Its goal is to develop knowledge and identify actions that forest managers, First Nations, and local communities can consider to help make forests and forest-communities more resilient to climate change impacts.
“Forest-management decisions in the past have been based on the assumption that the environment and the climate remain stable. This is a problem; this is a major problem,” says Michael Westlake.
“This assumption that has worked so well in the past is not going to work now, and it’s not going to work in the future.”
Westlake is the co-ordinator of the Northern Climate ExChange, housed at Yukon College.
The Yukon government in 2000 founded this organization so it could have access to an independent and credible source of climate change information.
Westlake is a strong proponent of the South-West Yukon Project and other initiatives bringing adaptation planning to the communities.
He says we need to take the complex subject of climate change and make it simple.
For instance, the indicators of change must be simple enough so that anyone can watch for them.
Forest managers need to work with the communities, with the local people who are having these observations, he says.
“This is the first step in a much longer process.”
The goals of the project are threefold: 1) Research the kinds of changes that climate change may have on the forests of SW Yukon. 2) Determine what problems and what risks there are on the local community and environment. 3) Identify and adapt to these changes.
He cites the example of an obvious risk facing the Yukon: the spruce bark beetle. 380,000 hectares of southwest Yukon has been hit.
That’s 80 per cent of this area.
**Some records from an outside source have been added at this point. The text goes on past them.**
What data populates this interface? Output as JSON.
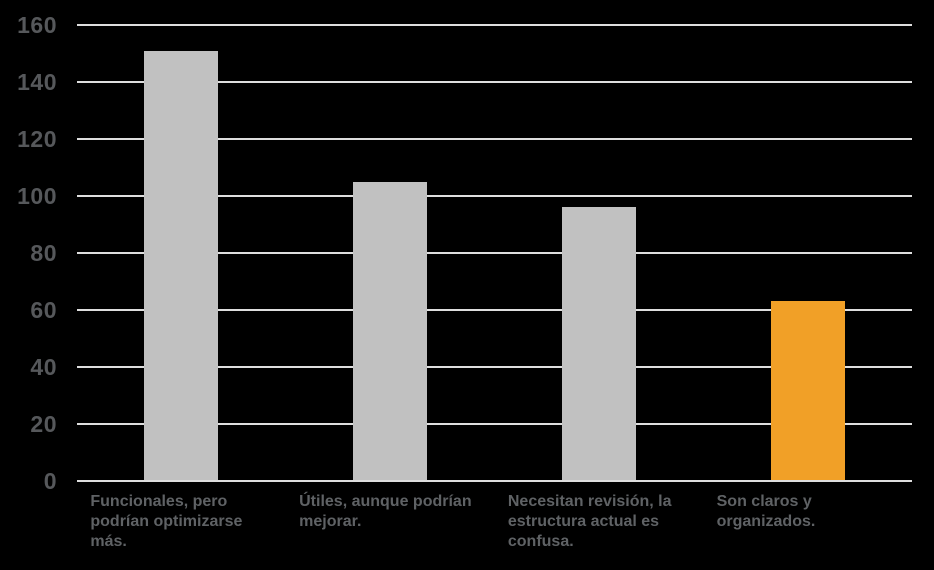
{
  "chart_data": {
    "type": "bar",
    "title": "",
    "xlabel": "",
    "ylabel": "",
    "categories": [
      "Funcionales, pero podrían optimizarse más.",
      "Útiles, aunque podrían mejorar.",
      "Necesitan revisión, la estructura actual es confusa.",
      "Son claros y organizados."
    ],
    "values": [
      151,
      105,
      96,
      63
    ],
    "bar_colors": [
      "#C1C1C1",
      "#C1C1C1",
      "#C1C1C1",
      "#F1A027"
    ],
    "ylim": [
      0,
      160
    ],
    "yticks": [
      0,
      20,
      40,
      60,
      80,
      100,
      120,
      140,
      160
    ],
    "grid": true,
    "legend": "none",
    "colors": {
      "background": "#000000",
      "gridline": "#DEDEDE",
      "ytick_label": "#56585B",
      "category_label": "#5F6265",
      "bar_default": "#C1C1C1",
      "bar_highlight": "#F1A027"
    }
  }
}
This is the largest and most intense outbreak of the beetle in Canada.
“The spruce bark beetle has always been in this forest, it’s just never been allowed to grow and it’s never been allowed to stay over successive seasons,” he says.
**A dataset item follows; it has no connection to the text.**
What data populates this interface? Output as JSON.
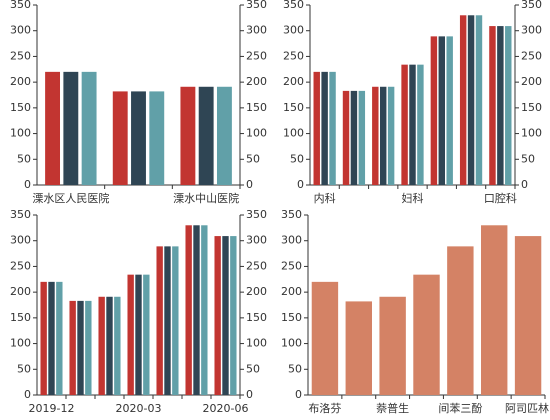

The overall warming trend in the territory is behind the beetle’s population explosion, he says.
It takes two cold winters in a row with temperatures dipping between minus 30 and minus 40 for two months to kill off these beetles, he adds.
Furthermore, warmer summers have also allowed them to reproduce faster.
Drier summers have meant weaker trees, which are much easier for beetles to attack.
“In order to assess what a community is vulnerable to you have to understand the entire picture,” says Westlake.
Scientists tend to be separated from each other, says Pearce, the researcher from the University Guelph.
“Someone’s working on caribou, someone’s working on permafrost, someone’s working on lake levels…” he laments.
The South-West Yukon Project and Northern Climate ExChange have the advantage of bringing it all together: scientists and community members working side by side.
“When we’re dealing with decision-making the best way to do it is to be inclusive,” says Pearce.
Katharine Sandiford is the Project and Communications Officer at Northern Climate ExChange. She plays an active role in developing community-based climate change projects, impact awareness and risk management.
“If a community is going to adapt, it’s going to take more than just having certain policies, or organizations, or governments (getting) involved,” says Sandiford, “What it takes is a certain pride from the people, a resilience an attitude that it can do it.”
Pearce, Westlake, Ford and Sandiford were in Atlin last month consulting with the community and establishing the foundation for the community’s climate change adaptation plan.
A report on this is forthcoming in the News.
Northern Climate ExChange will be conducting a similar project in Dawson this fall.
Stephen Badhwar is a writer living in Atlin.